在他的世界了,誰欺負姐姐,讓姐姐哭就是壞人。
阮呦微愣,心底柔軟,「姐姐以後不哭了,這件事不可以告訴哥哥他們。」娘她們不會想讓她再和阿奴哥哥有聯絡的。
阮惜發了好一會兒呆,才乖乖點頭。
阮呦就放下心來。
吃過飯,阮呦照舊在院落裡曬著柔和地太陽,她才木板裡取出一塊淺藍色的布來,又拿了一塊丈尺,想給陸長寅量尺寸做件衣裳。
他身上的衣裳被她從背後用刀子剪開了,整個背部都暴露在空氣中,纏著一圈厚重的白紗布,肩甲骨邊沿的線條流利分明,背脊線從背脊攔進腰部,深深地一道陷痕。
背部肌肉硬梆梆的,很結實,明明穿著衣裳時看起來很清瘦。
「阿奴哥哥,抬一下下巴。」阮呦比著尺子道。
那支冰涼的尺子比在脖子處,雪白纖細的手腕若隱若現,戴著銀鈴鐺手鐲,稍稍一動就發出叮叮叮的脆響。
陸長寅嘴角噙了點懶散的笑意,指尖一挑,揭開腰帶將外衣褪下,雪白的裡衣領口敞開,露出一半的鎖骨,再往上是突出的喉結。
「不用這麼麻煩,照著這個做。」他將外衣褪下來,放在阮呦手上,聲線有些啞。
阮呦抱著衣裳,看著上面的大口子,還沾著血跡。這衣料是用綢緞做的,布匹泛著珠光,摸上去又滑又軟,上面還用金絲線繡著錦鯉,看起來雍容華貴。
這衣裳定然很貴。只是當時衣裳和乾涸的血黏在傷口上,若是要脫下來勢必會牽扯到傷口,所以阮呦只好用剪刀剪開,小心地剝開衣裳。
脫下來這件衣裳後阿奴哥哥就沒衣裳穿了,阮雲的個子比他要稍矮一些,又單薄削廋,阿奴哥哥穿不了。
再者阮呦也怕被阮雲發現了。
好在她箱子底下有一塊閒置的布。
阮呦取出針線抱著布去了外面。枝葉被雪壓低,一臺小石几上鋪著軟軟的棉墊,元寶哼哼撒嬌地靠過來,大腦袋討好地蹭了蹭她的腿,嘴裡叼著一根木棍,目光炯炯地盯著她。
阮呦接過木棍,朝著方向用力扔過去,元寶開心地汪了一聲,撒歡跑過去,肥肥的屁股隨著動作一顫一顫的,它叼著木棍過來,然後被阮惜扔的雪球砸得有些懵。

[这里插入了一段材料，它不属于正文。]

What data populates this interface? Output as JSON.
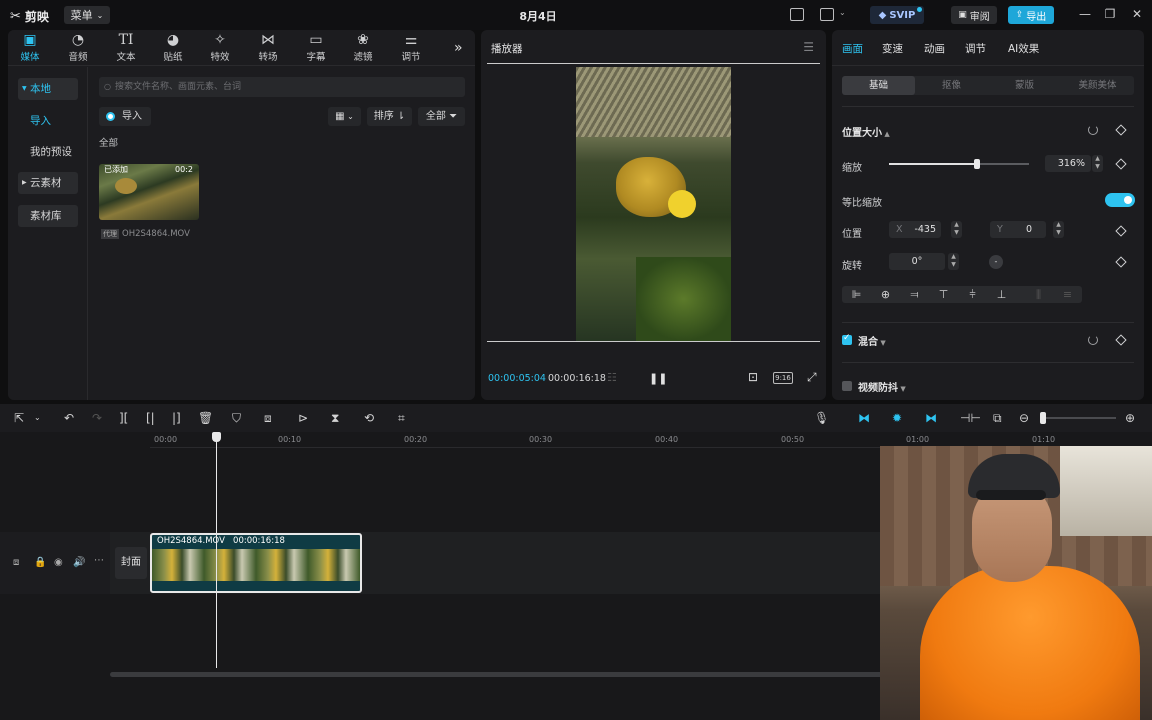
{
  "titlebar": {
    "app_name": "剪映",
    "menu_label": "菜单",
    "date": "8月4日",
    "svip_label": "SVIP",
    "review_label": "审阅",
    "export_label": "导出"
  },
  "toolbar": {
    "tabs": [
      {
        "label": "媒体",
        "icon": "media-icon"
      },
      {
        "label": "音频",
        "icon": "audio-icon"
      },
      {
        "label": "文本",
        "icon": "text-icon",
        "glyph": "TI"
      },
      {
        "label": "贴纸",
        "icon": "sticker-icon"
      },
      {
        "label": "特效",
        "icon": "effect-icon"
      },
      {
        "label": "转场",
        "icon": "transition-icon"
      },
      {
        "label": "字幕",
        "icon": "subtitle-icon"
      },
      {
        "label": "滤镜",
        "icon": "filter-icon"
      },
      {
        "label": "调节",
        "icon": "adjust-icon"
      }
    ]
  },
  "media": {
    "side": {
      "local": "本地",
      "import": "导入",
      "presets": "我的预设",
      "cloud": "云素材",
      "library": "素材库"
    },
    "search_placeholder": "搜索文件名称、画面元素、台词",
    "import_label": "导入",
    "sort_label": "排序",
    "filter_label": "全部",
    "all_label": "全部",
    "item": {
      "status": "已添加",
      "duration": "00:2",
      "tag": "代理",
      "filename": "OH2S4864.MOV"
    }
  },
  "player": {
    "title": "播放器",
    "current_time": "00:00:05:04",
    "total_time": "00:00:16:18",
    "ratio_label": "9:16"
  },
  "properties": {
    "tabs": [
      "画面",
      "变速",
      "动画",
      "调节",
      "AI效果"
    ],
    "subtabs": [
      "基础",
      "抠像",
      "蒙版",
      "美颜美体"
    ],
    "position_size_title": "位置大小",
    "scale_label": "缩放",
    "scale_value": "316%",
    "scale_fraction": 0.63,
    "uniform_scale_label": "等比缩放",
    "position_label": "位置",
    "x_label": "X",
    "x_value": "-435",
    "y_label": "Y",
    "y_value": "0",
    "rotation_label": "旋转",
    "rotation_value": "0°",
    "blend_label": "混合",
    "stabilize_label": "视频防抖"
  },
  "timeline": {
    "ruler_ticks": [
      "00:00",
      "00:10",
      "00:20",
      "00:30",
      "00:40",
      "00:50",
      "01:00",
      "01:10"
    ],
    "cover_label": "封面",
    "clip_name": "OH2S4864.MOV",
    "clip_duration": "00:00:16:18"
  },
  "colors": {
    "accent": "#2ec3f0",
    "export_bg": "#1ea7d9",
    "clip_bg": "#0f3b44"
  }
}
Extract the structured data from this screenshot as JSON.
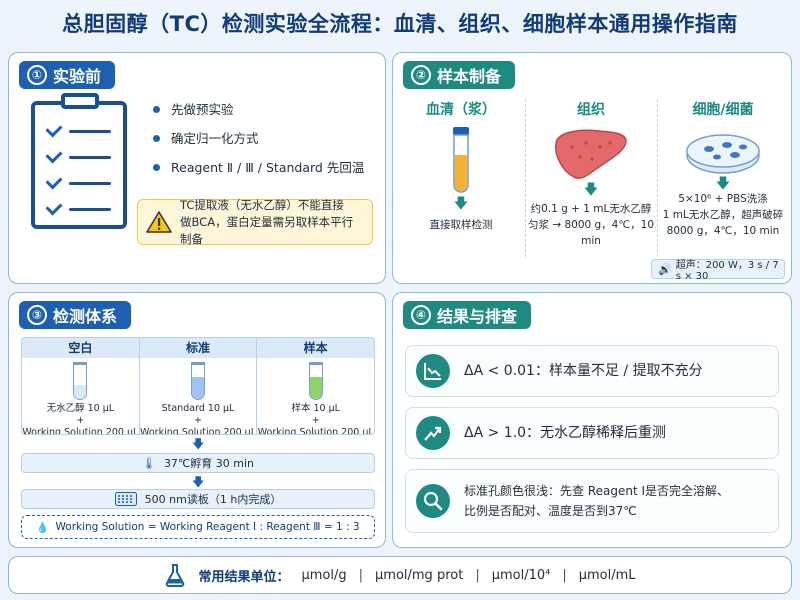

狗眼瞪了阮惜一眼,正準備兇阮惜,張開狗嘴汪一聲,沒等汪出來,狗嘴裡也多了一團雪球,噔時氣得去追阮惜。
阮呦見他們打鬧起來,看得好笑。
陸長寅支開窗戶就看見這一幕,青松下的女子穿著紅衣,烏髮如墨,眉眼彎著,朱唇微翹起好看的弧度,梨渦淺淺,笑得乖巧開懷。
她這樣鮮活的模樣很少見。
陸長寅薄唇不自覺地牽起,黑眸柔軟。
第39章
夜裡, 濃密潑墨一般的烏雲籠罩著燕京,今夜難得沒有下雪, 也沒有呼嘯而過的大風, 室內燃著木炭盆, 燈籠裡的火星不斷跳動著, 分外安靜。
陸長宴披著一件狐裘靠在牆邊,手指撫平皺巴巴的紙條,火光照亮他漆黑的瞳孔, 閃爍不定。
幾道黑影從阮家屋頂掠過, 油燈上的火苗忽然不著痕跡地傾瀉一下, 陸長宴眉頭皺起,手撐著床起身。他推開門,刺骨的寒意透過單薄的裡衣滲進來, 冰涼涼的冷氣撲面而來,從鼻息到涼到心底。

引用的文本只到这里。